Let’s upgrade our previous example. We want our DaemonSet on nodes labeled with hardware-type=nvme OR hardware-type=ssd. nodeSelector can’t do this. nodeAffinity can.

apiVersion: apps/v1
kind: DaemonSet
metadata:
  name: fast-disk-collector
spec:
  selector:
    matchLabels:
      name: fast-disk-collector
  template:
    metadata:
      labels:
        name: fast-disk-collector
    spec:
      containers:
      - name: collector
        image: my-fast-disk-collector:latest
      affinity:
        nodeAffinity:
          requiredDuringSchedulingIgnoredDuringExecution:
            nodeSelectorTerms:
            - matchExpressions:
              - key: hardware-type
                operator: In
                values:
                - nvme
                - ssd

See the operator: In? That’s the key. You can use other operators like Exists, Gt (for, I don’t know, version-number), or NotIn for an anti-affinity rule. The long-winded requiredDuringSchedulingIgnoredDuringExecution means “this rule is mandatory for getting the pod onto a node (scheduling), but if the label changes on the node later, we don’t evict the pod (ignored during execution)”. It’s almost always what you want.

The Bouncer and the VIP Pass: Taints and Tolerations

Here’s where the designers were both clever and, in my opinion, a bit obtuse with the naming. This mechanism works from the node’s perspective. You taint the node (put up a “no entry” sign). Then, you give your pod a toleration (a VIP pass that ignores that specific sign).

This is the primary way you cordon off special nodes. Master nodes are the classic example—they come pre-tainted with node-role.kubernetes.io/control-plane:NoSchedule. Your user-land DaemonSets won’t run on them because they don’t have the toleration for that taint.

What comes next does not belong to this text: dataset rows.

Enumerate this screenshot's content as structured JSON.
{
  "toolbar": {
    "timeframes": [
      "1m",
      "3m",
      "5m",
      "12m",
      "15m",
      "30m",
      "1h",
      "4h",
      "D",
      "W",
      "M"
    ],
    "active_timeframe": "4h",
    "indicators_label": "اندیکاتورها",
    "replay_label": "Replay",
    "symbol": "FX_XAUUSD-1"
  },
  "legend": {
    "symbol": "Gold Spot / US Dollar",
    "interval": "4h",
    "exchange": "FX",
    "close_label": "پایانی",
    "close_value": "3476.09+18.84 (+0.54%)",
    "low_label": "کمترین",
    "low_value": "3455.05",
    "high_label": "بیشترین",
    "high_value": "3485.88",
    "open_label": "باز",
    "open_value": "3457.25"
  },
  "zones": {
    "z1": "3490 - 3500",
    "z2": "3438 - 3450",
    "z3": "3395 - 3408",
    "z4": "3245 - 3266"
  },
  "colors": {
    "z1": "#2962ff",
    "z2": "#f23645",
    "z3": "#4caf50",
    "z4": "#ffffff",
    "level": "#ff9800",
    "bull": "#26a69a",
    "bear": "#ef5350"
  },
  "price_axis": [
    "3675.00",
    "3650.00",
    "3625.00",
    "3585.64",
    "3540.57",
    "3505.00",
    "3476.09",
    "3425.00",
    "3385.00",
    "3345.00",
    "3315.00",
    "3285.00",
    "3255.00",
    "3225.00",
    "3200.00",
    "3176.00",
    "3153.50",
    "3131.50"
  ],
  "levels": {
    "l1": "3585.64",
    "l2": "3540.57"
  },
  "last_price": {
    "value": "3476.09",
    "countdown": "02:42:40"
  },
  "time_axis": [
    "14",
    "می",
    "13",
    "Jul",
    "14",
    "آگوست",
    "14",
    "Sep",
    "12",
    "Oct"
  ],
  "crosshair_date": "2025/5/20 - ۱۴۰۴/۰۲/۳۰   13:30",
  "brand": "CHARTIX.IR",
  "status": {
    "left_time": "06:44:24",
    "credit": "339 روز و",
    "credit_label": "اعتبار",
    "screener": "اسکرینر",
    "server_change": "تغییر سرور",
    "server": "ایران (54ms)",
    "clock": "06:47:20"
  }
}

Say you have a node reserved for running memory-hogging monsters. You taint it:

kubectl taint nodes <node-name> reserved=big-mem:NoSchedule

Now, only pods with a matching toleration can be scheduled there. Your dedicated DaemonSet for monitoring these beasts would need this in its Pod spec:

tolerations:
- key: "reserved"
  operator: "Equal"
  value: "big-mem"
  effect: "NoSchedule"

The effect is crucial. NoSchedule means “don’t put new pods here,” while NoExecute also evicts existing pods that don’t tolerate the taint. Use the latter with extreme care.

The Pitfall: A toleration is permission to run on a tainted node, not a request to run there. If you only define a toleration, your DaemonSet pod might still run on all your untainted nodes. To truly restrict it to only the tainted nodes, you must combine the toleration with a nodeSelector or nodeAffinity rule that matches the labeled, tainted nodes. It’s a two-step process: affinity gets it in the door, toleration lets it stay despite the smell. Get this wrong, and you’ll have a bad time. It’s the most common “why isn’t my DaemonSet working?!” head-scratcher I see.